Confessa que, nunca se questionou “sobre o porquê de ter tido o acidente, não valia a pena, porque todos temos problemas”. Encarou aquele dia, não como um fim, mas como um “ponto de partida” e seguiu em frente.
Quando fala dos avós, tenta disfarçar a emoção, mas a verdade é que, ainda hoje, a avó trata-o “como se estivesse doente”, o que é compreensível. Mas João Monteiro só está focado em lhe “dar alegrias”. No entanto, reconhece que essa é uma “situação difícil de gerir”, tanto mais que, na altura em que tudo aconteceu, os avós tiveram que “ser preparados psicológicamente”, para as consequências que advieram daquele dia, até, porque se culpabilizam pelo que aconteceu.
E se os avós ainda tentam recuperar, o ciclista já o fez, há muito. Há um ano, entrou para a equipa da Paredes/Fortunna. “Precisava de uma mudança e de um ‘boost’ de motivação. E, desde o primeiro momento, eles acreditaram em mim”. E ainda bem que assim foi, porque o atleta tem somado muitas conquistas. Só este fim de semana, sagrou-se campeão nacional de CRI e de Fundo, em paraciclismo, Classe C. Vitórias que o deixam “muito feliz, porque, deste modo, pode retribuir a confiança” que a direção e a equipa depositiaram nele.
João Monteiro sublinha ainda o facto de já ter participado em estágios com os juniores e cadetes da equipa de Paredes. “Foi uma boa experiência, porque são miúdos muito alinhados, mas com sangue na guelra”, diz a sorrir. Apesar de dizer que o ciclismo é um “desporto individual”, é certo que, apela muito à “capacidade de sofrimento e onde se leva o corpo ao limite”.

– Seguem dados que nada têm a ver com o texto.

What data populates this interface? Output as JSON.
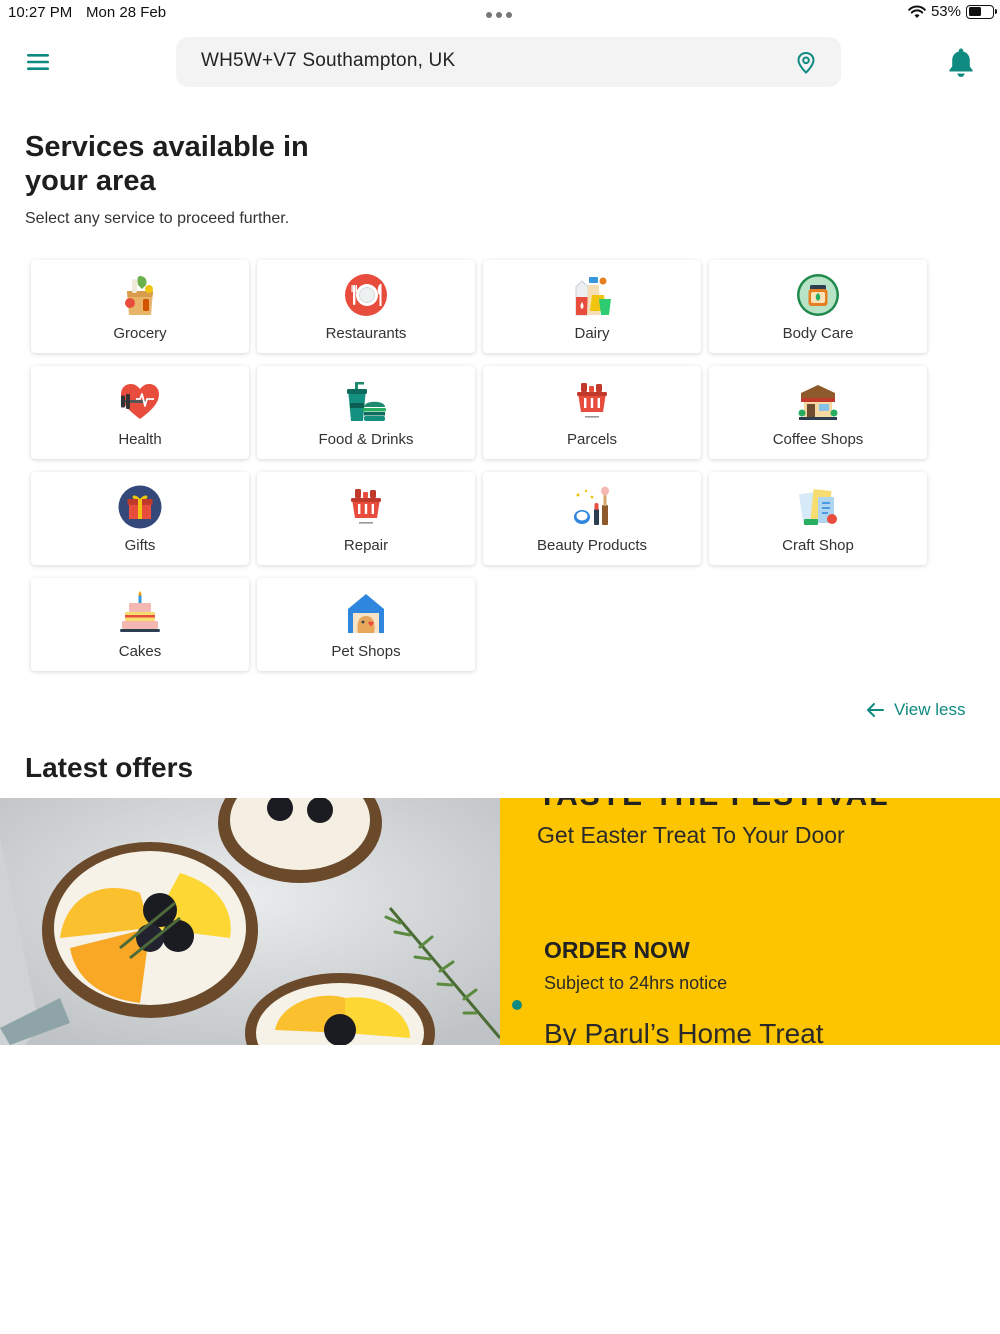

Todos têm que trabalhar em conjunto e é isso que também tenta transmitir no contacto com estes ciclistas mais novos. É que “ninguém faz a academia sozinho e há que pensar enquanto grupo de trabalho, porque o importante é que algum dos nossos ganhe”.
E mesmo que, no futuro, estes atletas não queiram seguir o ciclismo, a verdade é que “vão ter uma bonita história para contar, uma vez que todas estas experiência vão ser úteis para a vida”. O ciclista congratula-se também pelo facto de a Paredes/Fortunna não exigir a ninguém que ganhe as provas”. Querem é que todos adquiram “ferramentas, a que, mais tarde, possam recorrer. Vão ser boas memórias que vão utilizar ao longo da vida”.
João Monteiro destaca ainda o “apoio” que a direção da Paredes/Fortunna dá a “todos os escalões”, e também o “brainstorming que é feito no final de cada prova”. São tudo mais valias que acrescentam e que fazem com que todos se tornem melhores seres humanos”.
Sobre o futuro, o ciclista, que já foi chamado à seleção, recorda que, o ano passado, “ambicionava participar nos Jogos Paraolímpicos”, mas, 12 meses depois, já largou essa pretensão. Ali, corre-se a “um nível muito alto, é uma competição extremamente difícil”. Por isso, hoje, só quer “ser competitivo a nível nacional” e, vai continuar a somar pódios que, de certeza, vão ser aplaudidos, não só pelos responsáveis da Paredes/Fotunna, mas, sobretudo, pelos seus avós. E não vai ser nada difícil, tendo em conta toda a força de vontade e a motivação que mostra tanto na vida, como no ciclismo.